Najlepsze jest stwierdzenie "należność związana z obsługą klienta, czyli m.in. za wystawianie i dostarczanie faktur, obliczanie i pobieranie należności, kontrolę i odczytywanie liczników". Może wszyscy przedsiębiorcy zaczną doliczać do każdego wydrukowanego paragonu jakąś opłatę jako koszty "obsługi, wystawienia paragonu, ochrony sklepu przed kradzieżami, zakupu urządzeń, itp."?
w
wojtas
Istne złodziejstwo, oszukuja nas na każdym kroku, tak samo robi PGE, ot cała Polska i pier.....ty rząd co nic nie robi aby ulżyć obywatelowi, tylko dowala mu coraz bardziej a sami leją się o stołki i kurczowo trzymają się koryta
r
rt
Zgadza się nie ma przymusu,tak samo jak w autobusach ztm nikt nikogo nie zmusza do kupowania biletów u kierowcy a tym bardziej do jeżdżenia autobusami,to jest wolny kraj.
p
pis-off
Jedyny kontakt z książką to ty miałeś jak ci katecheta biblią zdzielił.
A
Andrzej
to kur** my płacimy za gaz czy za co w końcu? za wystawienie faktury? żenada....polska [*]
l
leszek186
To już szczyty szczytów, wychodzi na to ze jak nie zużyje nic gazu to płacić też muszę, teoretycznie za nic . Ja się cieszę że mam kuchnie na butle. Bez abonamentów .Proponuję to wszystkim.Jak się skończy w butli gaz można przybić ,przecież za same te opłaty będą dwie pełne butle gazu.
L
Lubelak
Powymyślały sobie umowy typu " czy się stoi, czy się leży, stówka się należy" i żyją jak królowie. Gadają, że jest konkurencja w usługach, ale niestety nie w tych.

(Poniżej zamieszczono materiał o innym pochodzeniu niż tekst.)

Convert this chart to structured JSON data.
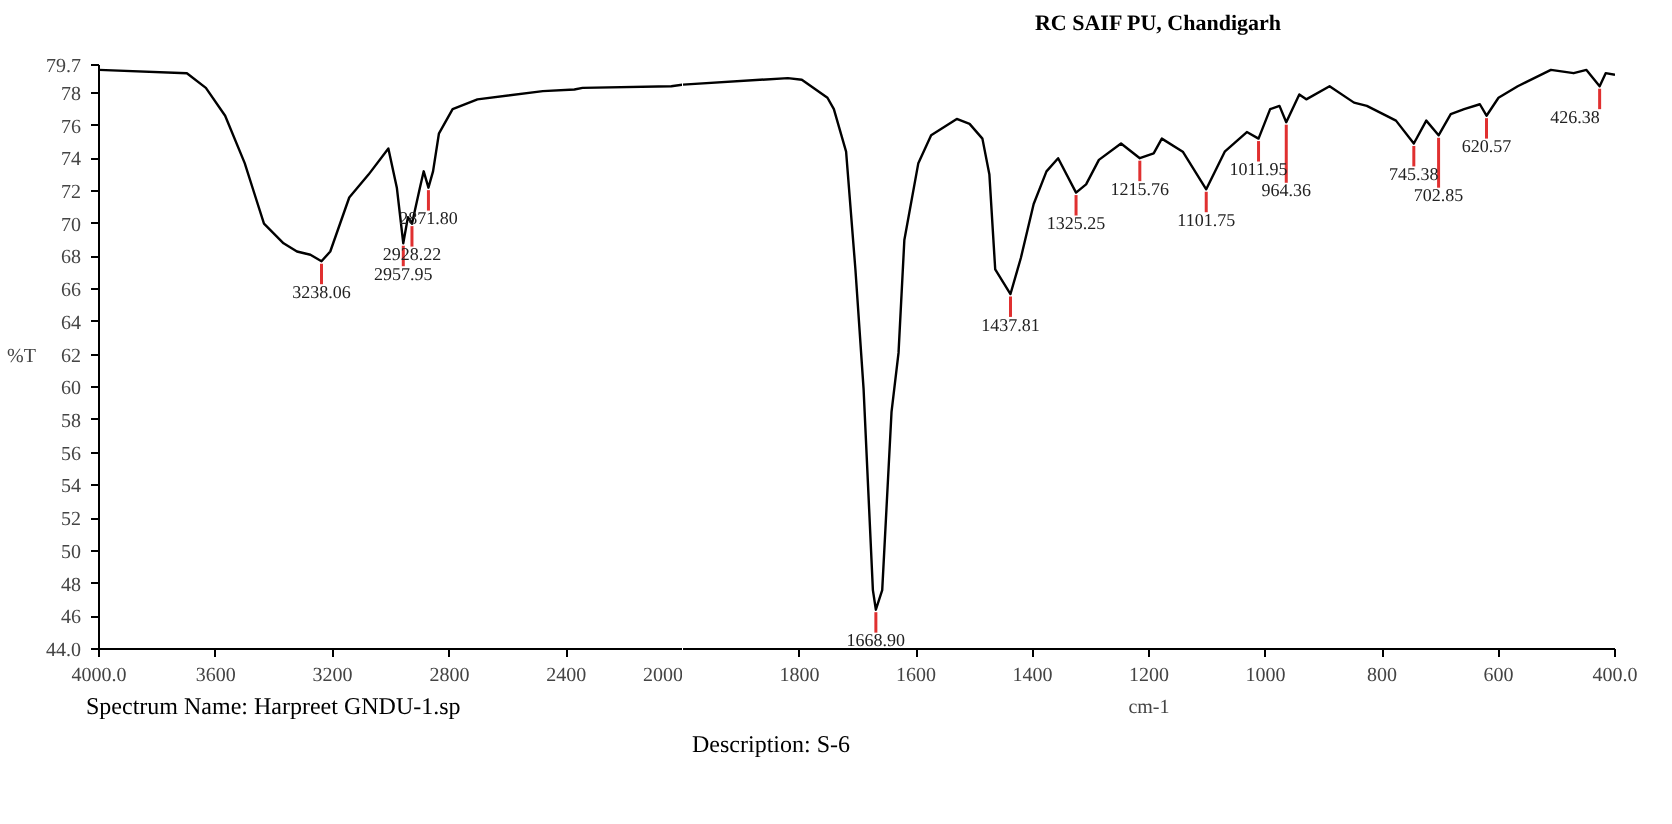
{
  "chart_data": [
    {
      "type": "line",
      "ylabel": "%T",
      "x": [
        4000,
        3699,
        3634,
        3568,
        3501,
        3435,
        3368,
        3322,
        3276,
        3238.06,
        3208,
        3143,
        3077,
        3009,
        2980,
        2957.95,
        2942,
        2928.22,
        2901,
        2888,
        2871.8,
        2856,
        2836,
        2789,
        2704,
        2480,
        2372,
        2344,
        2040,
        2000
      ],
      "series": [
        {
          "color": "#000000",
          "values": [
            79.4,
            79.2,
            78.3,
            76.6,
            73.7,
            70.0,
            68.8,
            68.3,
            68.1,
            67.7,
            68.3,
            71.6,
            73.0,
            74.6,
            72.2,
            68.8,
            70.4,
            70.0,
            72.2,
            73.2,
            72.2,
            73.2,
            75.5,
            77.0,
            77.6,
            78.1,
            78.2,
            78.3,
            78.4,
            78.5
          ]
        }
      ],
      "xlim": [
        4000,
        2000
      ],
      "xticks": [
        {
          "value": 4000,
          "label": "4000.0"
        },
        3600,
        3200,
        2800,
        2400,
        2000
      ],
      "ylim": [
        44,
        79.7
      ],
      "yticks": [
        {
          "value": 44,
          "label": "44.0"
        },
        46,
        48,
        50,
        52,
        54,
        56,
        58,
        60,
        62,
        64,
        66,
        68,
        70,
        72,
        74,
        76,
        78,
        79.7
      ],
      "annotations": [
        {
          "text": "3238.06",
          "x": 3238.06,
          "y": 67.7
        },
        {
          "text": "2957.95",
          "x": 2957.95,
          "y": 68.8
        },
        {
          "text": "2928.22",
          "x": 2928.22,
          "y": 70.0
        },
        {
          "text": "2871.80",
          "x": 2871.8,
          "y": 72.2
        },
        "Spectrum Name: Harpreet GNDU-1.sp"
      ]
    },
    {
      "type": "line",
      "title": "RC SAIF PU, Chandigarh",
      "xlabel": "cm-1",
      "x": [
        2000,
        1820,
        1796,
        1752,
        1741,
        1720,
        1704,
        1690,
        1674,
        1668.9,
        1658,
        1642,
        1630,
        1620,
        1596,
        1574,
        1530,
        1508,
        1486,
        1474,
        1464,
        1437.81,
        1420,
        1398,
        1376,
        1356,
        1325.25,
        1308,
        1286,
        1248,
        1215.76,
        1192,
        1178,
        1142,
        1101.75,
        1070,
        1032,
        1011.95,
        992,
        976,
        964.36,
        942,
        930,
        890,
        848,
        826,
        776,
        745.38,
        724,
        702.85,
        682,
        659,
        632,
        620.57,
        600,
        567,
        510,
        471,
        449,
        426.38,
        416,
        400
      ],
      "series": [
        {
          "color": "#000000",
          "values": [
            78.5,
            78.9,
            78.8,
            77.7,
            77.0,
            74.4,
            67.2,
            59.9,
            47.6,
            46.4,
            47.6,
            58.5,
            62.1,
            69.0,
            73.7,
            75.4,
            76.4,
            76.1,
            75.2,
            73.0,
            67.2,
            65.7,
            67.9,
            71.2,
            73.2,
            74.0,
            71.9,
            72.4,
            73.9,
            74.9,
            74.0,
            74.3,
            75.2,
            74.4,
            72.1,
            74.4,
            75.6,
            75.2,
            77.0,
            77.2,
            76.2,
            77.9,
            77.6,
            78.4,
            77.4,
            77.2,
            76.3,
            74.9,
            76.3,
            75.4,
            76.7,
            77.0,
            77.3,
            76.6,
            77.7,
            78.4,
            79.4,
            79.2,
            79.4,
            78.4,
            79.2,
            79.1
          ]
        }
      ],
      "xlim": [
        2000,
        400
      ],
      "xticks": [
        1800,
        1600,
        1400,
        1200,
        1000,
        800,
        600,
        {
          "value": 400,
          "label": "400.0"
        }
      ],
      "ylim": [
        44,
        79.7
      ],
      "tick_labels": "x",
      "annotations": [
        {
          "text": "1668.90",
          "x": 1668.9,
          "y": 46.4
        },
        {
          "text": "1437.81",
          "x": 1437.81,
          "y": 65.7
        },
        {
          "text": "1325.25",
          "x": 1325.25,
          "y": 71.9
        },
        {
          "text": "1215.76",
          "x": 1215.76,
          "y": 74.0
        },
        {
          "text": "1101.75",
          "x": 1101.75,
          "y": 72.1
        },
        {
          "text": "1011.95",
          "x": 1011.95,
          "y": 75.2
        },
        {
          "text": "964.36",
          "x": 964.36,
          "y": 76.2
        },
        {
          "text": "745.38",
          "x": 745.38,
          "y": 74.9
        },
        {
          "text": "702.85",
          "x": 702.85,
          "y": 75.4
        },
        {
          "text": "620.57",
          "x": 620.57,
          "y": 76.6
        },
        {
          "text": "426.38",
          "x": 426.38,
          "y": 78.4
        },
        "Description: S-6"
      ]
    }
  ]
}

Przyglądacie się parkowi samochodowemu tych firemek? Zwykli prywaciarze mogą sobie tylko pomarzyć o takim wyposażeniu. W tym aspekcie komuna istnieje dalej.
A prezesi spółek komunalnych dostają "premijki"za zysk. Ja się pytam po co takiej spółce zysk, który ratusz może wyprowadzić do budżetu miasta??? Spółka komunalna z zysku, jaki się jej może pojawić, powinna tylko i wyłącznie inwestować w obsługiwaną infrastrukturę. Ten twór ma służyć mieszkańców miasta, a nie drenować ich kieszenie!!!